The First Peoples’ Health and Wellbeing Centre (FPHW) in Frankston, Victoria, is a landmark two-storey healthcare facility created to serve the Indigenous community from across the Mornington Peninsula. The journey to deliver the completed facility required coordinated action.
The project mobilised quickly after the initial meeting between Karinda Taylor, First Peoples’ Health and Wellbeing CEO and Russell Telford, A.G. Coombs Group Managing Director. Within weeks a project team was assembled including A.G. Coombs Advisory, A.G. Coombs Projects, Walker Fire Protection, Butler Electrical, strategic partnerships with Armitage Jones for project management and BuildCorp responsible for construction.

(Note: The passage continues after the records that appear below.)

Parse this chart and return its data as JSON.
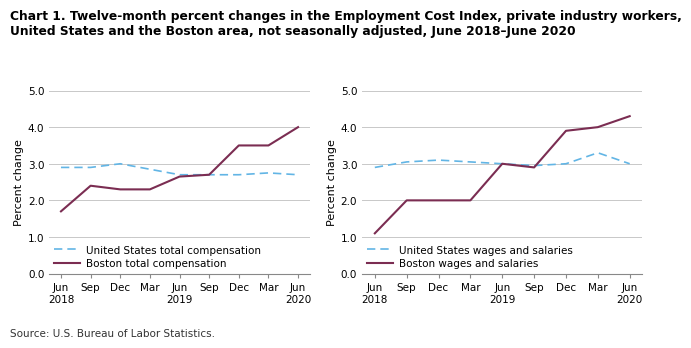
{
  "title_line1": "Chart 1. Twelve-month percent changes in the Employment Cost Index, private industry workers,",
  "title_line2": "United States and the Boston area, not seasonally adjusted, June 2018–June 2020",
  "source": "Source: U.S. Bureau of Labor Statistics.",
  "ylabel": "Percent change",
  "xlabels": [
    "Jun\n2018",
    "Sep",
    "Dec",
    "Mar",
    "Jun\n2019",
    "Sep",
    "Dec",
    "Mar",
    "Jun\n2020"
  ],
  "xtick_positions": [
    0,
    1,
    2,
    3,
    4,
    5,
    6,
    7,
    8
  ],
  "ylim": [
    0.0,
    5.0
  ],
  "yticks": [
    0.0,
    1.0,
    2.0,
    3.0,
    4.0,
    5.0
  ],
  "left_us": [
    2.9,
    2.9,
    3.0,
    2.85,
    2.7,
    2.7,
    2.7,
    2.75,
    2.7
  ],
  "left_boston": [
    1.7,
    2.4,
    2.3,
    2.3,
    2.65,
    2.7,
    3.5,
    3.5,
    4.0
  ],
  "right_us": [
    2.9,
    3.05,
    3.1,
    3.05,
    3.0,
    2.95,
    3.0,
    3.3,
    3.0
  ],
  "right_boston": [
    1.1,
    2.0,
    2.0,
    2.0,
    3.0,
    2.9,
    3.9,
    4.0,
    4.3
  ],
  "us_color": "#62b5e5",
  "boston_color": "#7b2d52",
  "grid_color": "#c8c8c8",
  "background_color": "#ffffff",
  "title_fontsize": 8.8,
  "axis_label_fontsize": 8,
  "tick_fontsize": 7.5,
  "legend_fontsize": 7.5,
  "source_fontsize": 7.5,
  "legend1_us": "United States total compensation",
  "legend1_boston": "Boston total compensation",
  "legend2_us": "United States wages and salaries",
  "legend2_boston": "Boston wages and salaries"
}
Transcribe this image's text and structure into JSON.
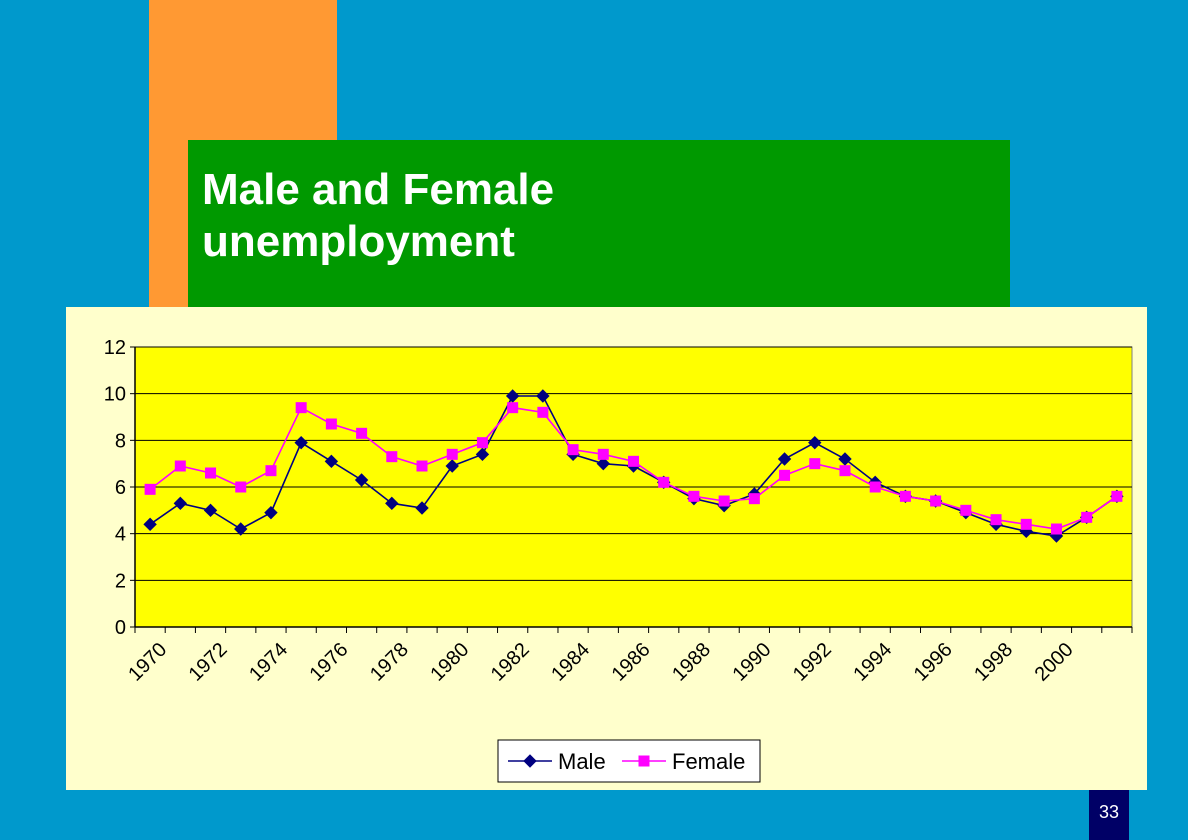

For A.G. Coombs, the FPHW Centre project involved an integrated approach, providing mechanical services, electrical and fire systems from design and fabrication through to installation and ongoing service. This combined model proved to be important for managing the budget and ensuring the close coordination required between the different building elements and systems to achieve the program.
Opening the shell
The 982 m2 existing FPHW building on the Nepean Highway required a complete transformation from a 1980s precast panel office building in need of a considerable upgrade to a modern medical facility with individual GP offices, psychology services, maternity care, early childhood services and community spaces.
“The electrical infrastructure represented the most complex element of the build,” says Kyle Paten, Senior SCD Project Manager at A.G. Coombs. “Butler Electrical installed a dedicated incoming electrical supply connected to an existing high voltage transformer nearby to provide the new facility’s electrical requirements.”
The electrical services scope extended to the design and installation of comprehensive power distribution systems to support a range of healthcare equipment, specialised lighting for medical examination rooms and a robust data network to support modern healthcare IT systems.
The facility features individual body protected electrical circuits for each consulting room, emergency power systems for critical medical equipment and energy-efficient LED lighting throughout the building to reduce ongoing operational costs.
Working within the constraints of the existing concrete construction, the new heating, ventilation and air conditioning (HVAC) systems required sophisticated zoning strategies to address structural limitations.
A.G. Coombs Advisory designed a multizone HVAC system that could control temperature and air flow independently in different areas, creating airflow and pressure hierarchies, essential for medical facilities where patient comfort and infection control are required. System reliability and energy efficiency were factors in equipment selection.
To meet current fire protection and life safety standards Walker Fire Protection modified the existing hydrant and hose reel system with hydrant flow testing conducted to confirm adequate water pressure. New smoke detection and emergency warning and intercommunication systems (EWIS) were designed and installed along with new fire extinguishers positioned to achieve full building coverage.